SOCRATES What is it?
STREPSIADES Have you ever seen a beautiful, transparent stone at the druggists’,with which you may kindle fire?
SOCRATES You mean a crystal lens.
STREPSIADES That’s right. Well, now if I placed myself with this stone in the sun and a long way off from the clerk, while he was writing out the conviction, I could make all the wax, upon which the words were written, melt.
SOCRATES Well thought out, by the Graces!
Now “The Clouds” was first performed in 423 BCE; so the fifth century BCE, which is not really all that far from the Nimrud Stone wthat dates back to the seventh century BCE. And you can see by Aristophanes’ words that it is a pretty common place object in his day. Of course, you are skeptical of the name lens. Why call it a lens? The word lens comes from Lens culinaris the Latin name of the lentil, because a double-convex lens is lentil-shaped. The lentil plant also gives its name to a geometric figure. So Aristophanes is our earliest written record of lenses.
Some have argued that lenses were well-known to the ancient world.The writings of Pliny the Elder (23–79) show that burning-glasses were used by the Romans and also mentions how the emperor Nero (37-58) used a concave emerald as a corrective lens to help him watch gladiatorial games.

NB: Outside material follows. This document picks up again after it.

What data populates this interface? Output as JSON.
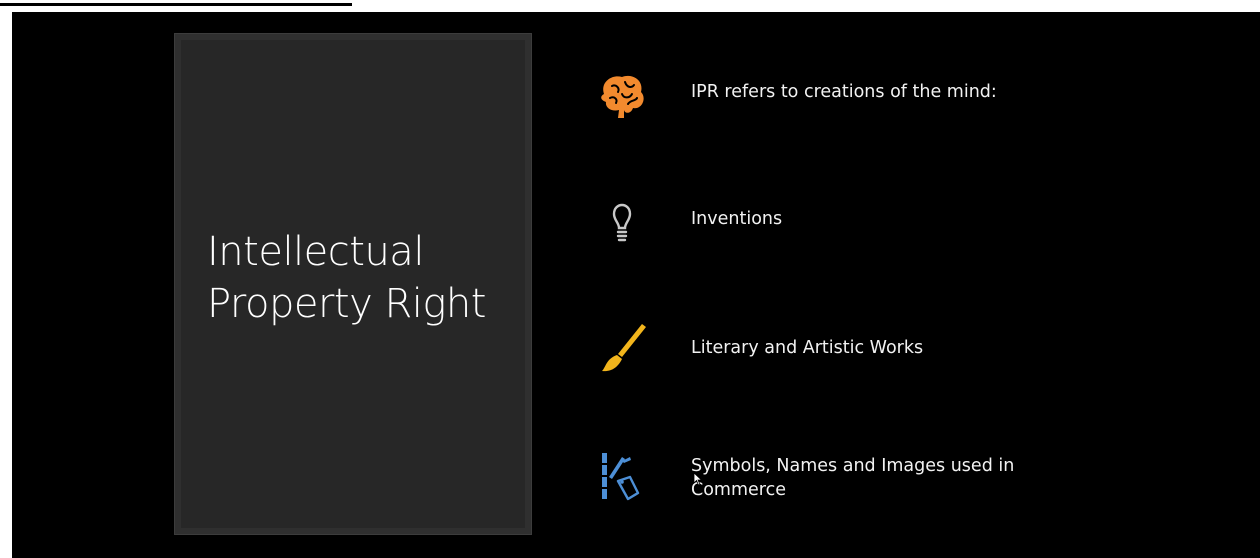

As we move into the eleventh and twelfth centuries ACE the use of lenses becomes well documented. Figure 1 is an example of a quartz lens excavated in the Viking harbor town of Fröjel, Gotland, Sweden 1999. These “Visby lenses” appear to have been produced turning on pole lathes. The lens of Figure 1 is encased in a beautiful silver mount, which may have been created later. These 11th to 12th century objects have imaging quality comparable to aspheric leneses produced in the 1950s.
Aspheric lenses are lenses that correct by shape for spherical aberration. That is a pretty sophisticated and some complicated mathematics is required to derive the required shape. But herein lies another marvelous paradox. The Viking craftsmen didn’t have knowledge of the mathematics needed, instead they worked by trial and error. Indeed, we may ask whether more than one craftsman actually possessed this knowledge. In any event it is a beautiful example of so-called “secret knowledge.” Perhaps most intriguing is the fact, a reverse on the paradox, that today when an optical engineer wants to design a complicated lens, (s)he uses Monte Carlo-based software. These programs are the modern day equivalent of trial and error.
Plus ça change, plus c’est la même chose.